If you later decide you want an I2S hat anyway for other reasons - lower latency, dedicated analogue outputs, avoiding HDMI-CEC arguments between your Pi and your TV - that is a separate conversation and a valid one. But not today. Today we fix HDMI.
As for the compliment - I appreciate it, genuinely. But what you are looking at is not genius. It is the accumulated scar tissue of decades of making exactly the kinds of mistakes I just made on your system, except previously there was nobody watching. An odd scribble here and there, enough years of scribbling, and eventually the scribbles start to look like they were intentional. They were not. I just ran out of eraser.
Kind Regards,
Sadly I don’t have a lot of time today, but just tested the new version, and there’s nothing coming out yet.

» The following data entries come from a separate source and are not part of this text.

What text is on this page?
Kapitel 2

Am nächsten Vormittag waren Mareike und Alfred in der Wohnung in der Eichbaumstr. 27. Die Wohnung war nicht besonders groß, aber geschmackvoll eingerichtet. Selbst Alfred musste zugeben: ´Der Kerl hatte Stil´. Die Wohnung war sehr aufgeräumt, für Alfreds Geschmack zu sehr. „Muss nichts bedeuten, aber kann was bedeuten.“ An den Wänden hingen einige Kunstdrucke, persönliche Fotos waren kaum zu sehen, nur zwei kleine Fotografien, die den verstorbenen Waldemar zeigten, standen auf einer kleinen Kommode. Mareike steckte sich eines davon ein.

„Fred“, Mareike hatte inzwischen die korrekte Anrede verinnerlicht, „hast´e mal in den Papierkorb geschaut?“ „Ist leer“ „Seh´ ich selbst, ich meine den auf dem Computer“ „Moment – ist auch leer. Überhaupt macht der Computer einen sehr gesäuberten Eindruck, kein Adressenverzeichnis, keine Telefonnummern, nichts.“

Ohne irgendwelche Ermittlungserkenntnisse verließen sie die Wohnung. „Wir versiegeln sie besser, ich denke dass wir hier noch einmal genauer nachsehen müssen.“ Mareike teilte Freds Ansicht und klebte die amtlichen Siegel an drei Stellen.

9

I just sent you a report: http://logs.volumio.org/volumio/gzF0Y8J.html
Maybe next time!
That’s all good, since it would be great to have the HDMI option, but I would like to learn more about the i2s options because I’m a sucker for the best possible sound quality, and that’s why I had in this room, both a home theater receiver with all the bells and whistles (or the most I could afford), and at at the same time, a Sansui G-5700 receiver connected to two Andrew Jones Pioneer tower speakers. Now I only have the Onkyo because it’s the first home theater receiver that can give me excellent sound quality for not just movies, but also for music. Don’t get me wrong, out of the box sounds like any other receiver since the '90s: like absolute garbage. Its saving feature is a thing called Dirac Live that gives you sort of a parametric EQ (not quite, but similar), and after wasting a lot of time taking tests and following a very awkward workflow, you can get it to sound like a '70s or '80s receiver.
I had an idea of what a “hat” was in this case, although you confirmed it in your post. The only problem there is that I would probably have to get another case for the whole thing, because my Canakit case doesn’t have the space for the hat, and the top of the case has a fan to cool down the Pi. However, if the end result will be higher quality sound, I’m willing to spend the time looking into it. This article on the Volumio website seems really interesting, even if some things fly over my head: Allo Kali I2S Reclocker: a true gamechanger - Volumio
Of course that reclocker along with the Allo Boss2 would be over $200, so I would really need to think about it. At 55, it’s not like I have the hearing I used to, even if it’s still good, but based on not-very-scientific tests I made, most likely I can’t hear anything over 13 Khz.